Arrêt total de l'activité les 3, 4 et 5 juin
Face à "cette différence d'équité et d'égalité" entre public et privé, la FHP annonce un "arrêt total de l'activité" de l'ensemble de ses établissements les 3, 4 et 5 juin prochains. Tous les services, y compris les urgences, seront fermés. Seules les dialyses seront assurées. La grève se poursuivra jusqu'au 9 juin pour les urgences et la permanence des soins. "Le mouvement est reconductible et il durera le temps qu'il faudra", a prévenu Lamine Garbi. "Là, le Gouvernement va peut-être comprendre que nous sommes essentiels", a-t-il tonné.
A compter de mi-mai, les opérations seront donc déprogrammées. Les urgences sont transférées dès le 1er juin. "C'est insupportable d'en arriver à cela. Les médecins sont là pour soigner et pas pour faire des mouvements sociaux. Nous sommes dans une situation très difficile. Cela va être dramatique", a déploré le Dr Cuq.
"Cabinets de ville solidaires"
"Les médecins libéraux soutiennent ce mouvement. Nous allons appeler à la fermeture des cabinets à partir du 3 juin. La situation est gravissime. Nous n'avons aucun état d'âme à dire d'arrêter. Des établissements risquent de fermer à cause de l'incurie de ce Gouvernement", s'est emporté le Dr Marty. "Les cabinets de villes seront solidaires. Nous ne pouvons pas travailler sans les établissements privés. Le problème c'est que le ministre est issu de l'hôpital public en tant qu'ancien dirigeant de la FHF. Cette différence de traitement est invraisemblable. Nous allons nous mobiliser, nous ne pouvons faire autrement", a abondé la Dre Bauer. "Une telle différence tarifaire va mettre à mal la santé de la population et va conduire à des choix d'activité, plus que d'autres", a estimé pour sa part le Dr Devulder, également "solidaire du mouvement".

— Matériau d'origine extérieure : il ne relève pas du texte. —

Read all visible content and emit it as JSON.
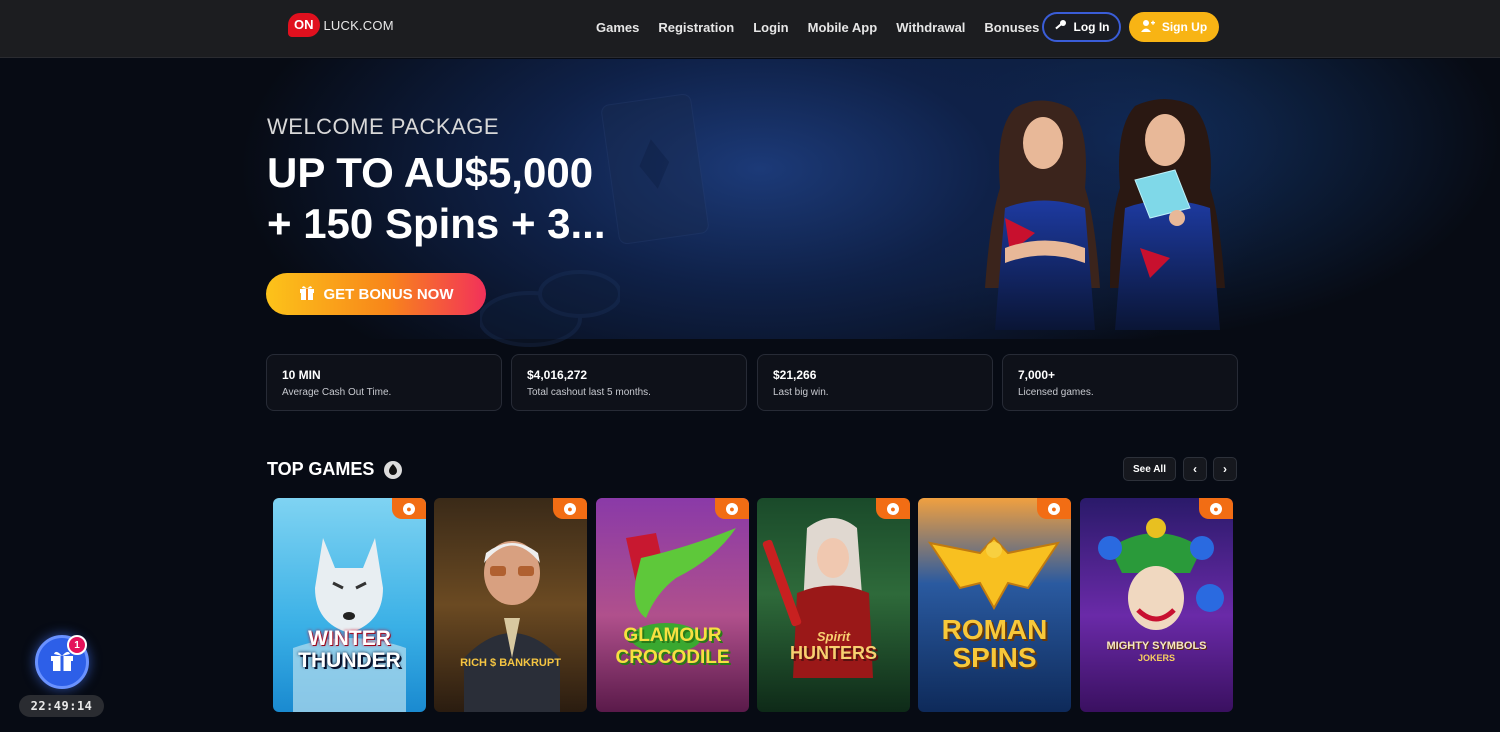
{
  "header": {
    "logo_badge": "ON",
    "logo_text": "LUCK.COM",
    "nav": [
      "Games",
      "Registration",
      "Login",
      "Mobile App",
      "Withdrawal",
      "Bonuses"
    ],
    "login_label": "Log In",
    "signup_label": "Sign Up"
  },
  "hero": {
    "welcome": "WELCOME PACKAGE",
    "amount": "UP TO AU$5,000",
    "spins": "+ 150 Spins + 3...",
    "cta_label": "GET BONUS NOW"
  },
  "stats": [
    {
      "value": "10 MIN",
      "label": "Average Cash Out Time."
    },
    {
      "value": "$4,016,272",
      "label": "Total cashout last 5 months."
    },
    {
      "value": "$21,266",
      "label": "Last big win."
    },
    {
      "value": "7,000+",
      "label": "Licensed games."
    }
  ],
  "top_games": {
    "title": "TOP GAMES",
    "see_all": "See All",
    "prev": "‹",
    "next": "›",
    "games": [
      {
        "line1": "WINTER",
        "line2": "THUNDER"
      },
      {
        "line1": "RICH",
        "line2": "BANKRUPT"
      },
      {
        "line1": "GLAMOUR",
        "line2": "CROCODILE"
      },
      {
        "line1": "Spirit",
        "line2": "HUNTERS"
      },
      {
        "line1": "ROMAN",
        "line2": "SPINS"
      },
      {
        "line1": "MIGHTY SYMBOLS",
        "line2": "JOKERS"
      }
    ]
  },
  "widget": {
    "badge": "1",
    "timer": "22:49:14"
  },
  "colors": {
    "accent_yellow": "#f8b414",
    "login_border": "#3a5dd8",
    "hot_badge": "#f26d14",
    "brand_red": "#e0101e"
  },
  "icons": [
    "key-icon",
    "user-plus-icon",
    "gift-icon",
    "fire-icon",
    "chevron-down-icon"
  ]
}
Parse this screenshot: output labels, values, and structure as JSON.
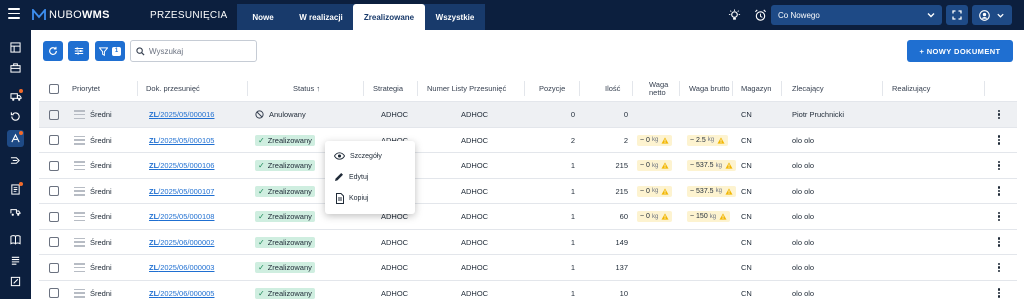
{
  "topbar": {
    "logo_prefix": "NUBO",
    "logo_suffix": "WMS",
    "module_title": "PRZESUNIĘCIA",
    "tabs": [
      {
        "label": "Nowe"
      },
      {
        "label": "W realizacji"
      },
      {
        "label": "Zrealizowane"
      },
      {
        "label": "Wszystkie"
      }
    ],
    "active_tab": "Zrealizowane",
    "warehouse": "Co Nowego"
  },
  "toolbar": {
    "filter_count": "1",
    "search_placeholder": "Wyszukaj",
    "new_document_label": "+ NOWY DOKUMENT"
  },
  "columns": {
    "priority": "Priorytet",
    "doc": "Dok. przesunięć",
    "status": "Status ↑",
    "strategy": "Strategia",
    "list_number": "Numer Listy Przesunięć",
    "positions": "Pozycje",
    "quantity": "Ilość",
    "net_weight_1": "Waga",
    "net_weight_2": "netto",
    "gross_weight": "Waga brutto",
    "warehouse": "Magazyn",
    "ordering": "Zlecający",
    "executing": "Realizujący"
  },
  "rows": [
    {
      "priority": "Średni",
      "doc_prefix": "ZL",
      "doc_rest": "/2025/05/000016",
      "status": "Anulowany",
      "status_type": "cancelled",
      "strategy": "ADHOC",
      "list_number": "ADHOC",
      "positions": "0",
      "quantity": "0",
      "net_weight": "",
      "gross_weight": "",
      "warehouse": "CN",
      "ordering": "Piotr Pruchnicki",
      "executing": ""
    },
    {
      "priority": "Średni",
      "doc_prefix": "ZL",
      "doc_rest": "/2025/05/000105",
      "status": "Zrealizowany",
      "status_type": "done",
      "strategy": "ADHOC",
      "list_number": "ADHOC",
      "positions": "2",
      "quantity": "2",
      "net_weight": "~ 0",
      "gross_weight": "~ 2.5",
      "warehouse": "CN",
      "ordering": "olo olo",
      "executing": ""
    },
    {
      "priority": "Średni",
      "doc_prefix": "ZL",
      "doc_rest": "/2025/05/000106",
      "status": "Zrealizowany",
      "status_type": "done",
      "strategy": "ADHOC",
      "list_number": "ADHOC",
      "positions": "1",
      "quantity": "215",
      "net_weight": "~ 0",
      "gross_weight": "~ 537.5",
      "warehouse": "CN",
      "ordering": "olo olo",
      "executing": ""
    },
    {
      "priority": "Średni",
      "doc_prefix": "ZL",
      "doc_rest": "/2025/05/000107",
      "status": "Zrealizowany",
      "status_type": "done",
      "strategy": "ADHOC",
      "list_number": "ADHOC",
      "positions": "1",
      "quantity": "215",
      "net_weight": "~ 0",
      "gross_weight": "~ 537.5",
      "warehouse": "CN",
      "ordering": "olo olo",
      "executing": ""
    },
    {
      "priority": "Średni",
      "doc_prefix": "ZL",
      "doc_rest": "/2025/05/000108",
      "status": "Zrealizowany",
      "status_type": "done",
      "strategy": "ADHOC",
      "list_number": "ADHOC",
      "positions": "1",
      "quantity": "60",
      "net_weight": "~ 0",
      "gross_weight": "~ 150",
      "warehouse": "CN",
      "ordering": "olo olo",
      "executing": ""
    },
    {
      "priority": "Średni",
      "doc_prefix": "ZL",
      "doc_rest": "/2025/06/000002",
      "status": "Zrealizowany",
      "status_type": "done",
      "strategy": "ADHOC",
      "list_number": "ADHOC",
      "positions": "1",
      "quantity": "149",
      "net_weight": "",
      "gross_weight": "",
      "warehouse": "CN",
      "ordering": "olo olo",
      "executing": ""
    },
    {
      "priority": "Średni",
      "doc_prefix": "ZL",
      "doc_rest": "/2025/06/000003",
      "status": "Zrealizowany",
      "status_type": "done",
      "strategy": "ADHOC",
      "list_number": "ADHOC",
      "positions": "1",
      "quantity": "137",
      "net_weight": "",
      "gross_weight": "",
      "warehouse": "CN",
      "ordering": "olo olo",
      "executing": ""
    },
    {
      "priority": "Średni",
      "doc_prefix": "ZL",
      "doc_rest": "/2025/06/000005",
      "status": "Zrealizowany",
      "status_type": "done",
      "strategy": "ADHOC",
      "list_number": "ADHOC",
      "positions": "1",
      "quantity": "10",
      "net_weight": "",
      "gross_weight": "",
      "warehouse": "CN",
      "ordering": "olo olo",
      "executing": ""
    }
  ],
  "weight_unit": "kg",
  "context_menu": {
    "details": "Szczegóły",
    "edit": "Edytuj",
    "copy": "Kopiuj"
  },
  "colors": {
    "topbar": "#0c1f3e",
    "accent": "#1f6fd1",
    "done_badge": "#cfeee0",
    "warning_badge": "#fdf3d0",
    "warning_icon": "#f2b705"
  }
}
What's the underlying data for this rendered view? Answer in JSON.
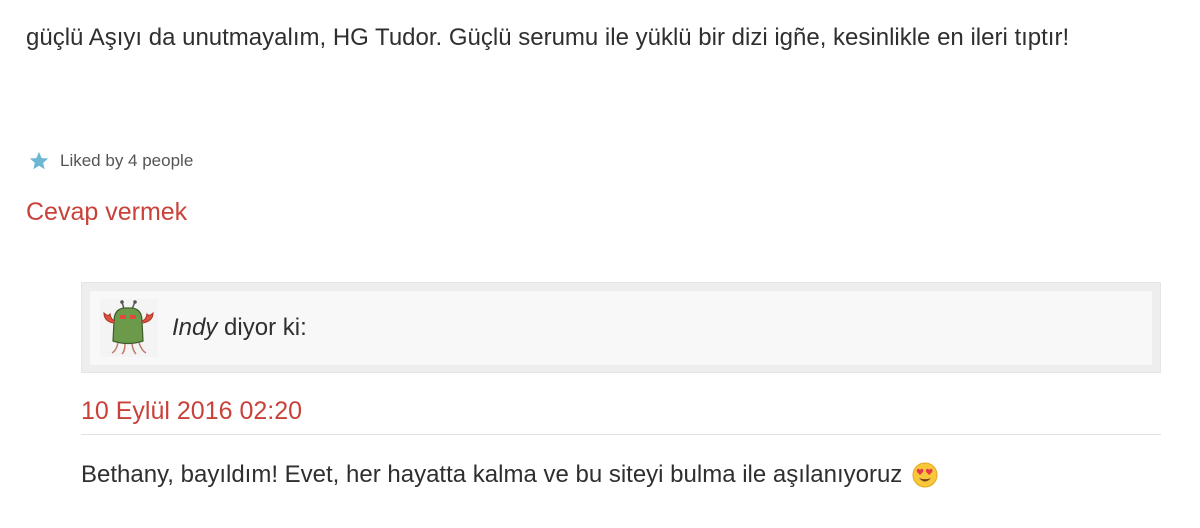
{
  "comment": {
    "text": "güçlü Aşıyı da unutmayalım, HG Tudor. Güçlü serumu ile yüklü bir dizi igñe, kesinlikle en ileri tıptır!"
  },
  "likes": {
    "icon": "star-icon",
    "text": "Liked by 4 people",
    "color": "#6bb7d4"
  },
  "reply_link": {
    "label": "Cevap vermek",
    "color": "#c9423a"
  },
  "reply": {
    "avatar_icon": "monster-avatar",
    "author": "Indy",
    "says": "diyor ki:",
    "date": "10 Eylül 2016 02:20",
    "text": "Bethany, bayıldım! Evet, her hayatta kalma ve bu siteyi bulma ile aşılanıyoruz",
    "emoji": "heart-eyes-emoji"
  }
}
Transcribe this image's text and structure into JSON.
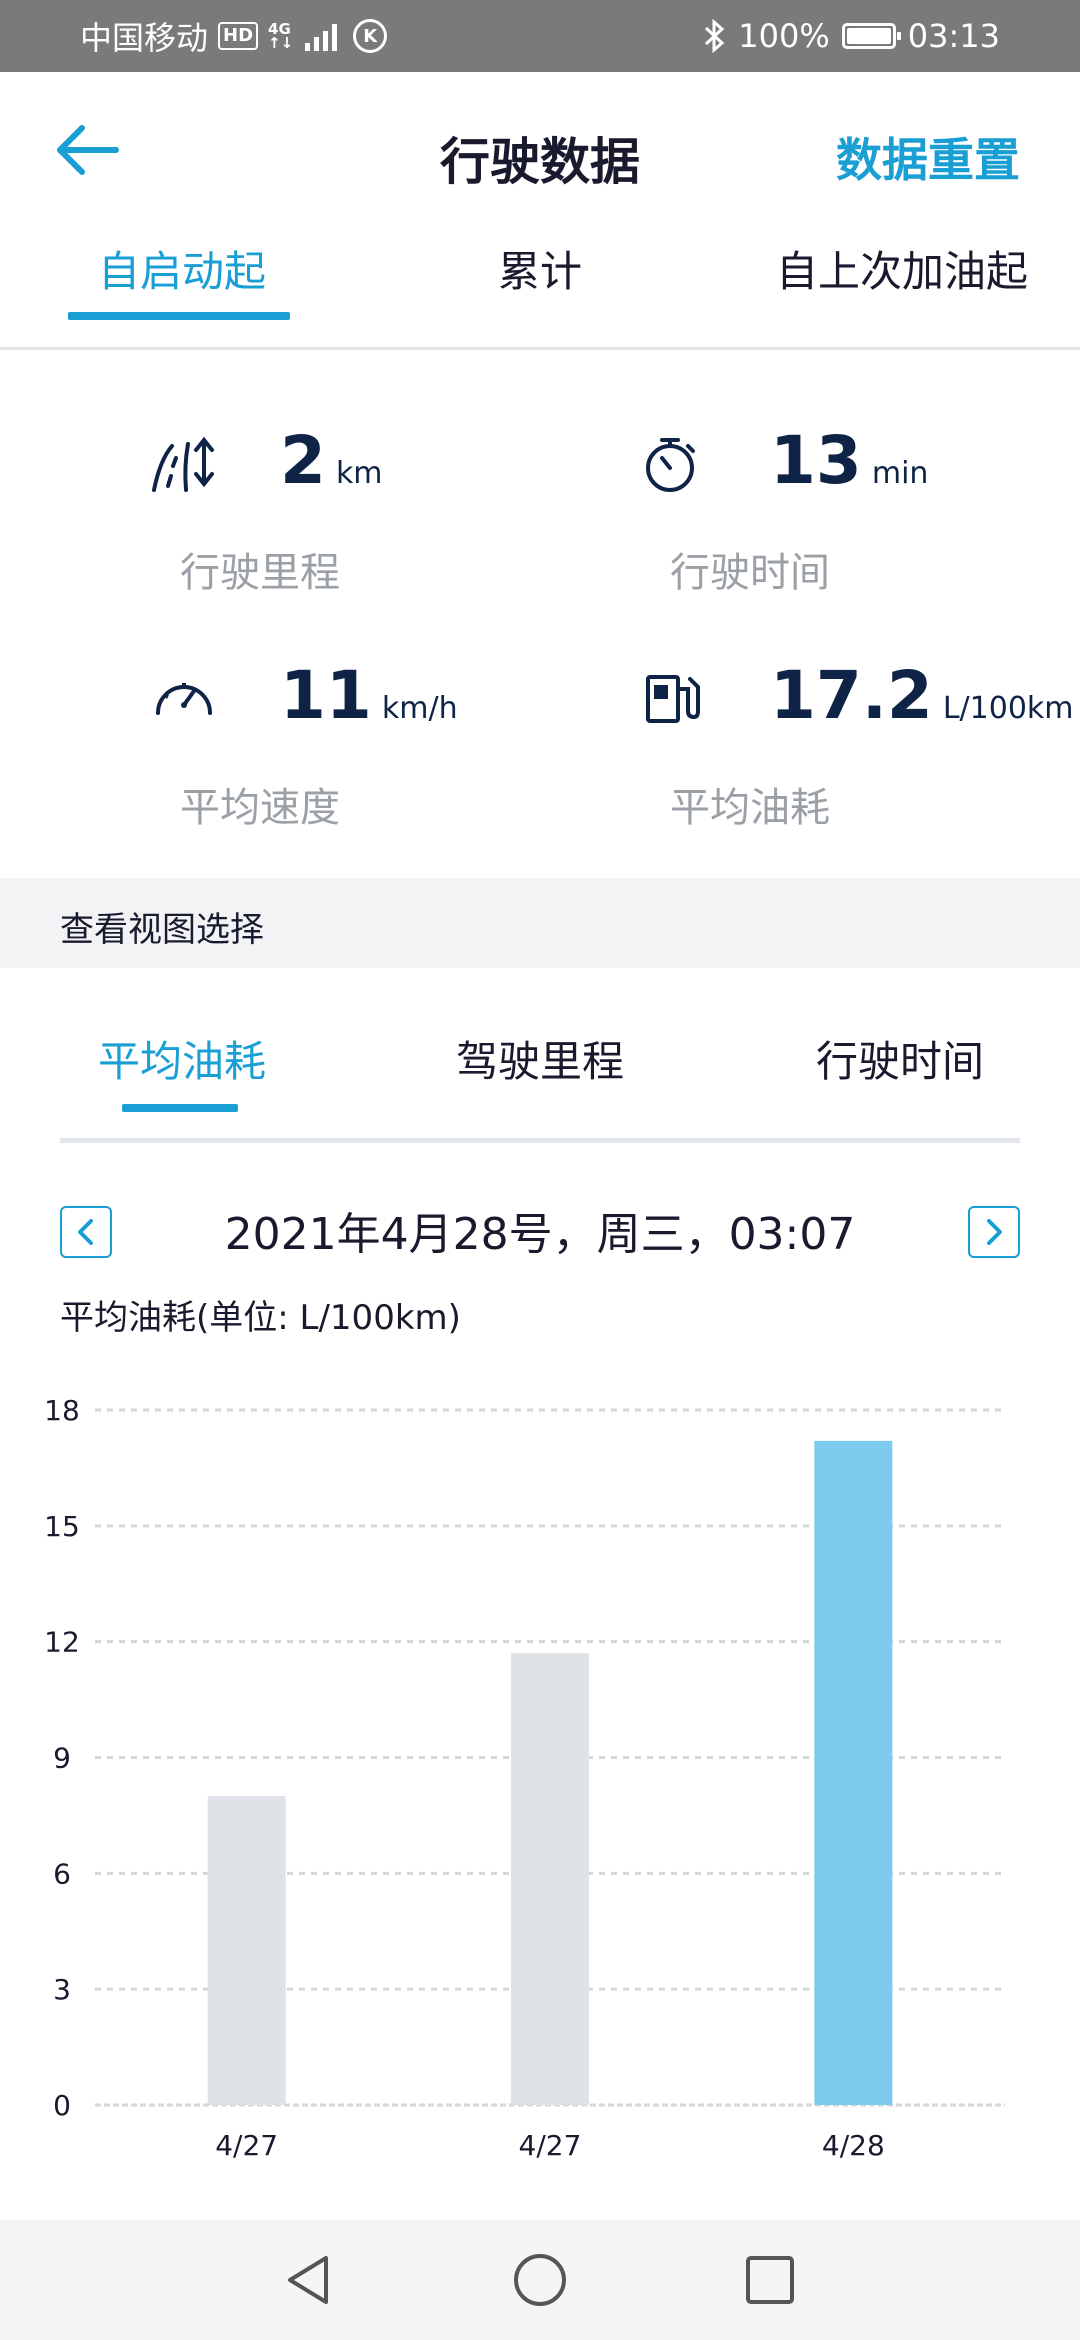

Pour mettre fin à sa grève, la FHP réclame 500 millions d'euros supplémentaires, pour bénéficier d'une hausse de budget équivalente à celle allouée aux hôpitaux publics. Une rallonge qui serait puisée dans des enveloppes déjà prévues par la loi de financement de la Sécurité sociale pour 2024, ce qui éviterait un Ondam rectificatif. Ainsi, 200 millions d'euros seraient issus des Migac (missions d’intérêt général et d’aides à la contractualisation) "non fléchées" et 321 millions d'euros proviendraient de la somme allouée à la permanence des soins en établissements de santé (PDSES).
Sans cette rallonge budgétaire, la FHP prévient qu'aucune hausse de salaire ne pourra être envisageable. "Ça n'est pas acceptable alors que de l'autre côté de la rue il y a du dumping social. L'hospitalisation est le seul secteur où le public paye mieux que le privé", a pointé Lamine Garbi. "Il n'y a aucune différence de travail entre les infirmières du public et du privé", a rappelé Philippe Cuq. "Ces demandes d'augmentation tarifaires ne sont pas centrées que sur les médecins", a pointé le Dr Gasser.